Monday, May 09, 2005

Do 2.20 (TGV)

«Custa-me ouvir-te falar assim de ti própria.»

E, irónico, também eu ouvi alguém dizer-me precisamente isto.
Na altura, senti que eram os bons olhos da pessoazinha que a levava a tamanha aberração. O que gostava em mim reflectia-se na sua incapacidade e intolerância para lidar com o meu esquema mental dizimador de mim própria. Ela chamava-me isso. Eu chamava-lhe madrinha.

Como ela dizia: tu não precisas de inimigos, és a principal inimiga de ti própria. Nem tens nada a recear na vida, porque mais ninguém tem o potencial de te fazer mal como tu tens o talento para te auto-destruires.

Concordei moderadamente. Mas sempre senti que a avaliação não era objectiva (ou o quão objectiva se pode ser nestas coisas) e dei o desconto com um sorriso enternecedor, ainda que descrente.

Mas contigo é diferente. Que te sintas mal ao ponto de não teres ar para respirar, compreendo. Compreendo que sintas, pior do que sozinha, só. Que sintas o que todos nós sentimos a uma determinada altura: angustiados, revoltados, feridos, sentidos pelo sentimento de termos sido enganados….isto afinal não é o que nos venderam! Não há um testo para cada panela, nem é garantido que alguma vez cheguemos a sentir o que toda a gente foi ensinada a achar: os happy ends não abundam.

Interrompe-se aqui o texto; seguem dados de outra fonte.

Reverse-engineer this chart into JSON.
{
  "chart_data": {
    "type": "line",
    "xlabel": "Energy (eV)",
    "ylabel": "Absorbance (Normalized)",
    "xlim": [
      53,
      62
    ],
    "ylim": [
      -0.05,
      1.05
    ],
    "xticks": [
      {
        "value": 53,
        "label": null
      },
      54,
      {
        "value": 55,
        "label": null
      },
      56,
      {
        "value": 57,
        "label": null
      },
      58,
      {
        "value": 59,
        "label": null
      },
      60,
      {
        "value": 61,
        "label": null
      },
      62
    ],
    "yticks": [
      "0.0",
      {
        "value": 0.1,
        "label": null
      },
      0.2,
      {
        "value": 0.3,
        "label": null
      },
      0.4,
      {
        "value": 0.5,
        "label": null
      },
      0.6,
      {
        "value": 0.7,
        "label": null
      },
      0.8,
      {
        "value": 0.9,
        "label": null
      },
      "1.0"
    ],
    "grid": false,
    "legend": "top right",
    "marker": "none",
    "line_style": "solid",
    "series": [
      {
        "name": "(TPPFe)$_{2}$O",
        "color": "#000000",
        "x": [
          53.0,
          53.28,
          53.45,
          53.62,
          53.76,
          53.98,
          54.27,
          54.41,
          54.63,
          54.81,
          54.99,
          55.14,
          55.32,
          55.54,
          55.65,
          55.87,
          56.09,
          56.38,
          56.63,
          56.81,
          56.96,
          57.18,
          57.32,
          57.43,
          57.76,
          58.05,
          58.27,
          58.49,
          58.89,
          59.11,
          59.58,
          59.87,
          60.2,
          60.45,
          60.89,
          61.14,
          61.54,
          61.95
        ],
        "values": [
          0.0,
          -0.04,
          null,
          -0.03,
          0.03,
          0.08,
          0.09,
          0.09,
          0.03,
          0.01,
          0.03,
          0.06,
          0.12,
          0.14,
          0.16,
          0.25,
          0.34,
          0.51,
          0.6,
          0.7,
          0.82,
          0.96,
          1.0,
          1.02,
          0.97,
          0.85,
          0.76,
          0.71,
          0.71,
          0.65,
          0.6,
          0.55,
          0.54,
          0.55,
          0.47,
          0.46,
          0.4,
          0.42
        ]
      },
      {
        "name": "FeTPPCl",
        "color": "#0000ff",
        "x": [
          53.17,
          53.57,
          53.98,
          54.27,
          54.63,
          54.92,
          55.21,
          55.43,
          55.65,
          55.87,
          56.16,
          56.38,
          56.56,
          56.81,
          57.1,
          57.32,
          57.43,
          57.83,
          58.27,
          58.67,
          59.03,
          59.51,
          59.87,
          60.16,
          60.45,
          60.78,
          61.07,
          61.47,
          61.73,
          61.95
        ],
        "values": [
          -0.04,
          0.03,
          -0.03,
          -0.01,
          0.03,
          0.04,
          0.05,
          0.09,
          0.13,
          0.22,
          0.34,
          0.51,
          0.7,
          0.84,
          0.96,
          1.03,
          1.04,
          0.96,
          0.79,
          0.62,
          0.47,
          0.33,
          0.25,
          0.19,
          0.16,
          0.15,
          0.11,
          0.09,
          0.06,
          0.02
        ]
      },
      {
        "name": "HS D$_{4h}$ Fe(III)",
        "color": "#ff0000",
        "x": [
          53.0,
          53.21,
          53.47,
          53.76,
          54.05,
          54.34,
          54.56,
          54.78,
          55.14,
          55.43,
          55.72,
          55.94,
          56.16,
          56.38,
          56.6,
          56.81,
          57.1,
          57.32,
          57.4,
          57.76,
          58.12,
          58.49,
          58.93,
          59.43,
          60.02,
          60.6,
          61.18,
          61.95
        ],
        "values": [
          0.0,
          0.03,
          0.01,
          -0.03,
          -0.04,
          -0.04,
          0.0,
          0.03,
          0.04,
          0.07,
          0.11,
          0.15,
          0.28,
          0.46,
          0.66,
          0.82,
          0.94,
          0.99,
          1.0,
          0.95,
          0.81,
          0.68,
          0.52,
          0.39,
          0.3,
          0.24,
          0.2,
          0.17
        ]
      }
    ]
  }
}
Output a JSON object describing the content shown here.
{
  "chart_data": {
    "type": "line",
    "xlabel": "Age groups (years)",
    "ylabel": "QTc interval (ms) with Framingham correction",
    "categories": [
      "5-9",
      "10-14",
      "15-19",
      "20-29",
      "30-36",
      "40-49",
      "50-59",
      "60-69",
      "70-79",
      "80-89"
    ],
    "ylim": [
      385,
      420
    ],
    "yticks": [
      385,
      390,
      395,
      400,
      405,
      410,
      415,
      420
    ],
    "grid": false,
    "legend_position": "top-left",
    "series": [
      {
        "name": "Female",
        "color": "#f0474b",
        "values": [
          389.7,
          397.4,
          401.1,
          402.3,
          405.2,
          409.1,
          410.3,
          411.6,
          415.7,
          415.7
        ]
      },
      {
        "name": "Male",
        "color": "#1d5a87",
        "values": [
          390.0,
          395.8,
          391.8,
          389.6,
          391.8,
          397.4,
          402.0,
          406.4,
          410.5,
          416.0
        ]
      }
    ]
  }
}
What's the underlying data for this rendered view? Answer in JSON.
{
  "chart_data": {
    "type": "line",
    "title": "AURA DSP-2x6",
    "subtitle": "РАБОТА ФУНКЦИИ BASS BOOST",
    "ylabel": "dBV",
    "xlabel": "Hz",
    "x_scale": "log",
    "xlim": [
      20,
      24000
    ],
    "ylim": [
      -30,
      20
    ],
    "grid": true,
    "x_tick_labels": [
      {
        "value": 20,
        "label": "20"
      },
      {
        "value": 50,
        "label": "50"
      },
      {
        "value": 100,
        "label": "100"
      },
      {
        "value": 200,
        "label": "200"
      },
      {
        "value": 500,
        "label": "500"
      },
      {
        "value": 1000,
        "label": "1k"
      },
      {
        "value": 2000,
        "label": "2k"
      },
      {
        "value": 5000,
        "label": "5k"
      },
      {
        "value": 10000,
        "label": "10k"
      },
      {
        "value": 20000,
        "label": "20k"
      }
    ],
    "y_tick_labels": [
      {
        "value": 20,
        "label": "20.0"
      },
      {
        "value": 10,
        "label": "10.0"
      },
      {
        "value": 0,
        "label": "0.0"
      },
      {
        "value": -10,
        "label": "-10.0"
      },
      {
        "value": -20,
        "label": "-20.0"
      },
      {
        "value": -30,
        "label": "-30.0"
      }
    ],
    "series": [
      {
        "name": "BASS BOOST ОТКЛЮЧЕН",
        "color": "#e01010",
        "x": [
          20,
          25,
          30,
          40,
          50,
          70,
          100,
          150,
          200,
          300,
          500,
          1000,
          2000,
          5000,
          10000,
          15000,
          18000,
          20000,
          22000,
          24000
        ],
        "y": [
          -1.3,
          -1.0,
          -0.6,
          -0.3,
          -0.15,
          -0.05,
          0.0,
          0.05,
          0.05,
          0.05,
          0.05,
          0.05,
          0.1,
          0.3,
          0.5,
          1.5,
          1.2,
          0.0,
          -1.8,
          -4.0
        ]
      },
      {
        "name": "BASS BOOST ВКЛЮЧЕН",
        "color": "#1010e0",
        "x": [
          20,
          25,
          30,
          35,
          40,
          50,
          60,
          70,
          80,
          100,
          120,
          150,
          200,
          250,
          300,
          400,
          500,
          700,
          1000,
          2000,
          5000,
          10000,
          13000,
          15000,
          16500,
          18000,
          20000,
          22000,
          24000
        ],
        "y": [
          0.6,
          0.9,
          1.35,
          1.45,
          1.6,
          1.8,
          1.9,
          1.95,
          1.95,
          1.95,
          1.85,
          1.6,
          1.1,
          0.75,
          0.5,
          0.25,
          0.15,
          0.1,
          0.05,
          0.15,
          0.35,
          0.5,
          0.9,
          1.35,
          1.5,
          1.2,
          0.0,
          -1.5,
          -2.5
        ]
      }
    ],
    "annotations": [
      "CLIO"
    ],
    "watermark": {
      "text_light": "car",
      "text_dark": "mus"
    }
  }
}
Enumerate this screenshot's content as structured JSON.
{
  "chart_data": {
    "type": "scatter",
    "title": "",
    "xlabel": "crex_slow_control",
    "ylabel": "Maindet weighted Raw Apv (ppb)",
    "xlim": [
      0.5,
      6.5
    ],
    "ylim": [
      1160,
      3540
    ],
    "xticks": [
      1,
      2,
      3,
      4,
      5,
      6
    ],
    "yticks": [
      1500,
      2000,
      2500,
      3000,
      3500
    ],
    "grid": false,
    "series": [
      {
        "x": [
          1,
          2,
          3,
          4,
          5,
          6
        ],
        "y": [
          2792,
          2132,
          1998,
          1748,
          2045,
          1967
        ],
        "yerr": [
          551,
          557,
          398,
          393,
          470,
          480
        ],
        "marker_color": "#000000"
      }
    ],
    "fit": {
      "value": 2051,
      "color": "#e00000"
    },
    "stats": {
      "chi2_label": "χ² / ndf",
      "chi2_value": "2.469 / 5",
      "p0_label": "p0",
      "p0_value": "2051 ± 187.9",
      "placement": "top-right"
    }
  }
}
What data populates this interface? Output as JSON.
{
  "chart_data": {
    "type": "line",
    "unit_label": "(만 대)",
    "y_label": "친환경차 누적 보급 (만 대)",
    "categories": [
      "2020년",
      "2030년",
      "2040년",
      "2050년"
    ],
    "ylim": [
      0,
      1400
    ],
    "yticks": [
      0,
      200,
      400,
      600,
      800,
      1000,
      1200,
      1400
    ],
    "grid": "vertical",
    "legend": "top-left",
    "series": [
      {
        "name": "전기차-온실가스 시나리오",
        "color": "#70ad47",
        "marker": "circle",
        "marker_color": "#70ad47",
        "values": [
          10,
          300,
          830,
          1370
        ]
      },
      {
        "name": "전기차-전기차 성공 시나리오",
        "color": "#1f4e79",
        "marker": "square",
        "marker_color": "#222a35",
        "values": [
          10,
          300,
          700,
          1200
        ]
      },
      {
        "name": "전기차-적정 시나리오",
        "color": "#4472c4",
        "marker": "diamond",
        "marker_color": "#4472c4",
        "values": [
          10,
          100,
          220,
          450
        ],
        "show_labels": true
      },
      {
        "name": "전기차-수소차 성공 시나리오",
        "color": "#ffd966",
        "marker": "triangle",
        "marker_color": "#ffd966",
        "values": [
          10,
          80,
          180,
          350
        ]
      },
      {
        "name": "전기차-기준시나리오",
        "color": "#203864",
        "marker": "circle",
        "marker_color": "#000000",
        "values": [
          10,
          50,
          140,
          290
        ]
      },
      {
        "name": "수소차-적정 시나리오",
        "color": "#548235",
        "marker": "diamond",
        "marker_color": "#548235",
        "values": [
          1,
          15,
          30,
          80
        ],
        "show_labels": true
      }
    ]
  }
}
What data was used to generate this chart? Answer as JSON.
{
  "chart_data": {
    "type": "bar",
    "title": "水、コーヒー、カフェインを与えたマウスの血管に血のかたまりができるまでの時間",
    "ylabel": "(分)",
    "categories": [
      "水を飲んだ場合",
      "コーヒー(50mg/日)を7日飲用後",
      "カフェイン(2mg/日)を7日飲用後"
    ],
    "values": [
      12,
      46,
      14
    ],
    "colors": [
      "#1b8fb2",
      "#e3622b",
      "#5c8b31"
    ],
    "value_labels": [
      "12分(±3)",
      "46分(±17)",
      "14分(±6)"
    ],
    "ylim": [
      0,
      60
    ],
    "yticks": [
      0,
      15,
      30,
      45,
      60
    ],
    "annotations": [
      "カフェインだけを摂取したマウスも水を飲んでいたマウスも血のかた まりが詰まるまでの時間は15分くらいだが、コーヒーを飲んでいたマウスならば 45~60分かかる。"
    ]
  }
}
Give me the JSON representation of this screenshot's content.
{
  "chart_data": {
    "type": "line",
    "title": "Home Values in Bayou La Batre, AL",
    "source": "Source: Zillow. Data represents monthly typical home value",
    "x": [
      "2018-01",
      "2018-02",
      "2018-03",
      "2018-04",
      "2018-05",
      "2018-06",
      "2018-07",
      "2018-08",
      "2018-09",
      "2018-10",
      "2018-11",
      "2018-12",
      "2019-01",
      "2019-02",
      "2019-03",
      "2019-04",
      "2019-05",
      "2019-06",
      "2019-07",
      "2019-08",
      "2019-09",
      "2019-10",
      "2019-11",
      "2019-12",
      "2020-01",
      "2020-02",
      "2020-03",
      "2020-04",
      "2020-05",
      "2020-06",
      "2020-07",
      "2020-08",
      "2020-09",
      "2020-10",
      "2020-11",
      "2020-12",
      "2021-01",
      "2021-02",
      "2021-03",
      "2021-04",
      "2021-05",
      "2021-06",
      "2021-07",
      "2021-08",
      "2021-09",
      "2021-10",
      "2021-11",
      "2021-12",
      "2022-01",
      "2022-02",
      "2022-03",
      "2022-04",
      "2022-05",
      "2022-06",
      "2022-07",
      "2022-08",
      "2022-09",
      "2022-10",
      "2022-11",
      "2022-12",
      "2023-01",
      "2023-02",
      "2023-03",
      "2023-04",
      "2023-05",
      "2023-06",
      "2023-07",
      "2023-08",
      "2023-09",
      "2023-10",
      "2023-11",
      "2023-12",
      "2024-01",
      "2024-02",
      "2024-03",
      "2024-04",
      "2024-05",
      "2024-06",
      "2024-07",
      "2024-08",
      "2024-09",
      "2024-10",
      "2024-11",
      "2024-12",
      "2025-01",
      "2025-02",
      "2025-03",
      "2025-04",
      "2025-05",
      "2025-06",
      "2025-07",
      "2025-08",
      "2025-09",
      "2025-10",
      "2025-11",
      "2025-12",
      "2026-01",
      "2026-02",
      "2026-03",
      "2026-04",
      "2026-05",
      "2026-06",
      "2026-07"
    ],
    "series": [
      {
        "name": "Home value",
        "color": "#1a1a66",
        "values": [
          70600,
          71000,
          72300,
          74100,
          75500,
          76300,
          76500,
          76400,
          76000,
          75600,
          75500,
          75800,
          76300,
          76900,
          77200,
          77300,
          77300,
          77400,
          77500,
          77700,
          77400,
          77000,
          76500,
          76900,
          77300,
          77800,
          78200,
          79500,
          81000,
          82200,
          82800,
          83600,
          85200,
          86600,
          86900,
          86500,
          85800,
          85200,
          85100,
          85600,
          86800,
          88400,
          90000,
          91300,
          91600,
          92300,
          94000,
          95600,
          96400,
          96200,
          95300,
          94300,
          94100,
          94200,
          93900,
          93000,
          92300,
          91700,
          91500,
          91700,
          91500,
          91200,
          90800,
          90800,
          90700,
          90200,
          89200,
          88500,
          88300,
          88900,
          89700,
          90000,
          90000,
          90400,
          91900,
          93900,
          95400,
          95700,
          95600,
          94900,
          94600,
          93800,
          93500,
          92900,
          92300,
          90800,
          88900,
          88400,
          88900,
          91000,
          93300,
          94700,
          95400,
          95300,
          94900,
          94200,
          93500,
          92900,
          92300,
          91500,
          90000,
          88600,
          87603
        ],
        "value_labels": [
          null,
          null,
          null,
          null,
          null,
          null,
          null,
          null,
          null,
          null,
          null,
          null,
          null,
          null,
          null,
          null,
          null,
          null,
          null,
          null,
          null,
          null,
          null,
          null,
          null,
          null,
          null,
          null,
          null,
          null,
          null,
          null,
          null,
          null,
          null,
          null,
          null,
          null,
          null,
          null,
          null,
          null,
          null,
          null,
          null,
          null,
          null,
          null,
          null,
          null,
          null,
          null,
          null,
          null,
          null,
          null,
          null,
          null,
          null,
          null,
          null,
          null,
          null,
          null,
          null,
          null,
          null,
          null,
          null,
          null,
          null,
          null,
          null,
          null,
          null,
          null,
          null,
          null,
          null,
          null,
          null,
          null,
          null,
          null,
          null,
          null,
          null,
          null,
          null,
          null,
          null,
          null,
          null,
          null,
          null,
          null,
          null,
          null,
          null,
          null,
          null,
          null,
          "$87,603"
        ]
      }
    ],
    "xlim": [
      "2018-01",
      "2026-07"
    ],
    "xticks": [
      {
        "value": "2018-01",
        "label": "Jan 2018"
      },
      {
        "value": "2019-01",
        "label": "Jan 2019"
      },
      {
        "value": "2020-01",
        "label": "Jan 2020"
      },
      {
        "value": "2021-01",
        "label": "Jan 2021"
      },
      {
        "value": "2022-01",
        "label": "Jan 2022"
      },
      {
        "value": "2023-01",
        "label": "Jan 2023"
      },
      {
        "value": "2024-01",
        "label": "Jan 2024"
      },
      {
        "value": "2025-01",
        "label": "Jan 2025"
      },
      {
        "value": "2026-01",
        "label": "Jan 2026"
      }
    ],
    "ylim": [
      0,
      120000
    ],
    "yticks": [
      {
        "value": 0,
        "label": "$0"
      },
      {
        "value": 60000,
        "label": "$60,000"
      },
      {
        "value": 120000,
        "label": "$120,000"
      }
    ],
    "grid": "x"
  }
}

Tudo isso eu compreendo. Custa-me ver-te assim, porque faz de toda a gente à tua volta impotente, mas compreendo. E não é ver-te a perder a inocência que me custa, porque não é muito diferente de perder a virgindade: é por um bem maior.

Agora o que me custa mesmo é ver-te a falar assim de ti própria. Porque, mesmo não sendo a objectividade o meu forte (simplesmente porque para mim é uma falácia), sou capaz de me distanciar e perceber que pior do que o tempo de vida que perdes, é estares a criar uma ideia de ti própria claramente inferior e desajustada.

Tu não és assim, tu não és o que dizes. Estás é a aprender a sê-lo. Ao ponto de começar a fazer parte de ti própria. Irónica, amargurada e, pior do que tudo, começas a ficar confortável nessa pele…e estás a acreditar nisso. A acreditar no que te fazem sentir, para te manterem, instrumentalmente, nessa situação. Porque é assim que tu te vais ficando aí, como se quer…menininha obediente, com desafio q.b. (mas tudo muito limitado) e auto-desvalorizante. Só assim te manténs à mãozinha de semear.